Staff knew people’s support needs and we observed positive interactions between people and staff. We saw staff being kind and thoughtful, involving people in conversations and treating them with dignity and respect.

Training and support was in place for all staff to do their job effectively. Staff told us that supervision and team meetings were held on a regular basis and the records we looked at confirmed this. Staffing arrangements were sufficient to meet people’s needs.

People said they knew how to make a complaint if they were unhappy about the support they received and that they would let the registered manager or a member of staff know.

People using the service, relatives and staff told us that they felt the management of the service was good and the manager was approachable and supportive. Systems were in place to monitor the quality of the service and to encourage people to express any concerns, so these could be addressed.

20 September 2013

During a routine inspection

People expressed their views and were involved in making decisions about their care and treatment. People we spoke with said they were treated with respect, and that they were able to choose how their care was provided. Comments included "staff treat me very well" and "I like the way you are encouraged to be as independent as possible." We found that care plans set out how to meet the assessed individual needs of people. The service supported people with their health care needs.

People told us that they were asked for their views on the service. One person told us "they do ask if the food is alright, that kind of thing." We found the service had various systems in place for monitoring the quality of care provided. The service had a complaints procedure in place and people told us they knew how to make a complaint. One person said "I would talk to the manager." We found that records were kept up to date and that they were stored securely.

10 October 2012

During a routine inspection

The care workers treated people with respect and ensured that their privacy and dignity were maintained. People we spoke with said that they received a regular and reliable service which met their needs.
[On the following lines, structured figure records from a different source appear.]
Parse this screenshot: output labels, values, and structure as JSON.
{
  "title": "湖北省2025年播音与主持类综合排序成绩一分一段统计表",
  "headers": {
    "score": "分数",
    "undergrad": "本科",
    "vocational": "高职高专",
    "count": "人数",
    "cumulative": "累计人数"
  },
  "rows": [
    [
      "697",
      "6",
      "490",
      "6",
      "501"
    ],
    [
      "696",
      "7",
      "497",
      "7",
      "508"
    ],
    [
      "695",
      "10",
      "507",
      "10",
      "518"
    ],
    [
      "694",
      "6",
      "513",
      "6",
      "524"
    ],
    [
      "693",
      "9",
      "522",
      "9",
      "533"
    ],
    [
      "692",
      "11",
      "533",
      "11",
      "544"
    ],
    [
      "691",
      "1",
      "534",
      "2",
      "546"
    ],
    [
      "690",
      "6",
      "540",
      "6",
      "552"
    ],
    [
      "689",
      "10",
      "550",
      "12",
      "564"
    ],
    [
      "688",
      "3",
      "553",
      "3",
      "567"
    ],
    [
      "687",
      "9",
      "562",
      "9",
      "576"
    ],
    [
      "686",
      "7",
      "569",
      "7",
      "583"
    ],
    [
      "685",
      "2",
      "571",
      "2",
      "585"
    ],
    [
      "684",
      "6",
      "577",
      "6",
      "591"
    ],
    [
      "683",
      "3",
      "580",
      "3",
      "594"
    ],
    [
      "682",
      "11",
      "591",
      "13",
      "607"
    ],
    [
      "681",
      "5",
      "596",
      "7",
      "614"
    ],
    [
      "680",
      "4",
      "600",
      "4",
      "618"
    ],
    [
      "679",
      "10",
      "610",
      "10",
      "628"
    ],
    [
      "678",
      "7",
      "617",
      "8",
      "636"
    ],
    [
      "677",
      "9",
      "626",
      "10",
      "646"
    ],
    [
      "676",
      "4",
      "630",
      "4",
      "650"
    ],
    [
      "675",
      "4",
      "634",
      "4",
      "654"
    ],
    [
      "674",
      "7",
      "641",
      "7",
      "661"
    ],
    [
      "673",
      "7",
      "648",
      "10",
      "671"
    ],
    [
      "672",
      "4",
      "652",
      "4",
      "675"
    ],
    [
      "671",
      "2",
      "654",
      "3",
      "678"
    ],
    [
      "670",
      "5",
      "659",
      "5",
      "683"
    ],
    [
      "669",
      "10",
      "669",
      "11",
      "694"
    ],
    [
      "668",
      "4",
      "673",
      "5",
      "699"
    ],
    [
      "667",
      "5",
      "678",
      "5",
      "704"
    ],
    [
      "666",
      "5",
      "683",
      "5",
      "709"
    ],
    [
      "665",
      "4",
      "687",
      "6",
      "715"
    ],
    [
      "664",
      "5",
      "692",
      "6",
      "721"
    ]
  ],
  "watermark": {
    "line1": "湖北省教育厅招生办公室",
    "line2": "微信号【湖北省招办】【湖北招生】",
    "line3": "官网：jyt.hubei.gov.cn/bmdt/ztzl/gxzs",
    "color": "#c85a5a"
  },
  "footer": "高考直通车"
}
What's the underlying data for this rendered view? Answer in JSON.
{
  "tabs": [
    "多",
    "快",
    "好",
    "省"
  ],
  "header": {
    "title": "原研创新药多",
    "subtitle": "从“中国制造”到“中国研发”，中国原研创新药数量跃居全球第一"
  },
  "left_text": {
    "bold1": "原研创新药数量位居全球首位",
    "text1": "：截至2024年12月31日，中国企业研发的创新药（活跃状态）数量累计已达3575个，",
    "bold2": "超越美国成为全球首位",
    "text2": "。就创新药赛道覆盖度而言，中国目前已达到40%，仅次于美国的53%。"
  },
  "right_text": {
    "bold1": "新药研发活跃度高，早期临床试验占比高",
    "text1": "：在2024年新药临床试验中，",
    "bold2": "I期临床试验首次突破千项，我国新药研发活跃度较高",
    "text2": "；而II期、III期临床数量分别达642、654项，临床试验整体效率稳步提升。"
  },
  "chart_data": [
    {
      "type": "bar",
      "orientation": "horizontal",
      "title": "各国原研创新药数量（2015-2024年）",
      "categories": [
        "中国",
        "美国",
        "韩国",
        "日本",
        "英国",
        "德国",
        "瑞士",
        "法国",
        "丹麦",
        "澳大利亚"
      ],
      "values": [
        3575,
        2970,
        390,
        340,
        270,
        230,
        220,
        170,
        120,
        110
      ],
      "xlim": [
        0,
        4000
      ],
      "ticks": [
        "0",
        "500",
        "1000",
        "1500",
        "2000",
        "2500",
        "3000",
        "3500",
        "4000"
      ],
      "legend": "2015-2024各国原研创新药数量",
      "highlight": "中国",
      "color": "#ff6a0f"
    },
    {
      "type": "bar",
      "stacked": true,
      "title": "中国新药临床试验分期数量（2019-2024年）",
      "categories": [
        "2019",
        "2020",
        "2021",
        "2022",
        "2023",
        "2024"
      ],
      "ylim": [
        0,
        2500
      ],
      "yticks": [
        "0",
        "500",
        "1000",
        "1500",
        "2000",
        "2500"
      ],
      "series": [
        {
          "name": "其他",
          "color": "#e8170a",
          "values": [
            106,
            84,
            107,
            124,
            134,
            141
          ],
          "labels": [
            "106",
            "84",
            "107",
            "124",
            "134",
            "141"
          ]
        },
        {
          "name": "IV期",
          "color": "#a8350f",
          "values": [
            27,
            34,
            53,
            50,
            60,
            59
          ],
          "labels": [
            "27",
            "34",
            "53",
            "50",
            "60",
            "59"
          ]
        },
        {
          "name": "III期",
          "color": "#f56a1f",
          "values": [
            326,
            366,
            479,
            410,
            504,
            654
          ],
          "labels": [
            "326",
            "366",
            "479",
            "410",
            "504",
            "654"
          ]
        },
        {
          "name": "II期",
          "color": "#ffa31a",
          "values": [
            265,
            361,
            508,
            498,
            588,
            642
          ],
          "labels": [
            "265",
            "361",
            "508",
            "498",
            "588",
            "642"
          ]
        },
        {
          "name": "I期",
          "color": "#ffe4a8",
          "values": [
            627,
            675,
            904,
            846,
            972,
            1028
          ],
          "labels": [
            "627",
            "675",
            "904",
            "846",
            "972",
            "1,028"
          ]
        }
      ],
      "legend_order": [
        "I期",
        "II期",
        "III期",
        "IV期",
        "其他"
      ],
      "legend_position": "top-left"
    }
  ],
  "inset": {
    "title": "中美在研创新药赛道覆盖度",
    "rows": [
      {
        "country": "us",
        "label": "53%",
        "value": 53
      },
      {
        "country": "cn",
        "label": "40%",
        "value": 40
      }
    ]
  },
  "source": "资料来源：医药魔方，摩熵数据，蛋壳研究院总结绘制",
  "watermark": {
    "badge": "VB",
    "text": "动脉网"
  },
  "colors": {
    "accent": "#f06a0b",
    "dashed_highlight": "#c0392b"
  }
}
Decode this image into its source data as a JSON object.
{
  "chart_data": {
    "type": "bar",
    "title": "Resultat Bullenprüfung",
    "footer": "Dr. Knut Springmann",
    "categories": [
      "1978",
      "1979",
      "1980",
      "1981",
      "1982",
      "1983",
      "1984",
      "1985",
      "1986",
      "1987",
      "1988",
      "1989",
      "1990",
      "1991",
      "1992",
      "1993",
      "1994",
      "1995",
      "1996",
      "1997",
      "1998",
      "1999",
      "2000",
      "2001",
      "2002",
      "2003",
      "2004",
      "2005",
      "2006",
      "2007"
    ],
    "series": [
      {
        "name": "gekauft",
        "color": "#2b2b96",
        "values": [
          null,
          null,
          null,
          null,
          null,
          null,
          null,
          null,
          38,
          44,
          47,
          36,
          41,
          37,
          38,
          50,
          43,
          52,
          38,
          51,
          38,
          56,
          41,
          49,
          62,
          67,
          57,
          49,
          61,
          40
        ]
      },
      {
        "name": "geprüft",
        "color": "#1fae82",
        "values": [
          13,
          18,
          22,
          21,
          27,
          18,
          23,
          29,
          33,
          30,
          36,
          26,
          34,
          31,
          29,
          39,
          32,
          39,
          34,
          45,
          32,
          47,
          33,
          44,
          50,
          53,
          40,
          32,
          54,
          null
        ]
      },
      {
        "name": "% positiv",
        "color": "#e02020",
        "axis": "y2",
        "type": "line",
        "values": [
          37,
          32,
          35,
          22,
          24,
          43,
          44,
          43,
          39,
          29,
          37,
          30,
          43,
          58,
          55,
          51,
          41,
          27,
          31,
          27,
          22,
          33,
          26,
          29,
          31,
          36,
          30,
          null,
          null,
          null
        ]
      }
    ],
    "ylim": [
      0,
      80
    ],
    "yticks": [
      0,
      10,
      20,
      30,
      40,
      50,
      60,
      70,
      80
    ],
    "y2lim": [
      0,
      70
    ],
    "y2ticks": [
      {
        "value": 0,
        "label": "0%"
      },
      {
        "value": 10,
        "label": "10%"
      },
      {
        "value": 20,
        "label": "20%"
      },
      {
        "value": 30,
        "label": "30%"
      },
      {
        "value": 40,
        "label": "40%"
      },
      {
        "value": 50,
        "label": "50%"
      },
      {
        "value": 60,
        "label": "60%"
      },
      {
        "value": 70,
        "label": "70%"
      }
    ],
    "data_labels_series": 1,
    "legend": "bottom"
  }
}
Care workers were knowledgeable about the needs of people they supported and how to meet them. People told us that the care workers worked flexibly to meet their needs. One person said "I am a very satisfied customer. I hope I can stay here for the rest of my life." A professional spoken to said " the staff are brilliant, they listen to advice given and follow it. I have no complaints about Fernways, only praise."

People said that they felt safe with the care workers and that they would raise any concerns with the manager. People were supported by care workers who were competent to deliver their care.

The service had a quality assurance programme in place to regularly assess and monitor the quality of service that people receive.

We found that the records held on behalf of people did not include adequate information about the care and treatment provided to people. We had concerns about the accuracy of care plans and risk assessments for people who use the service.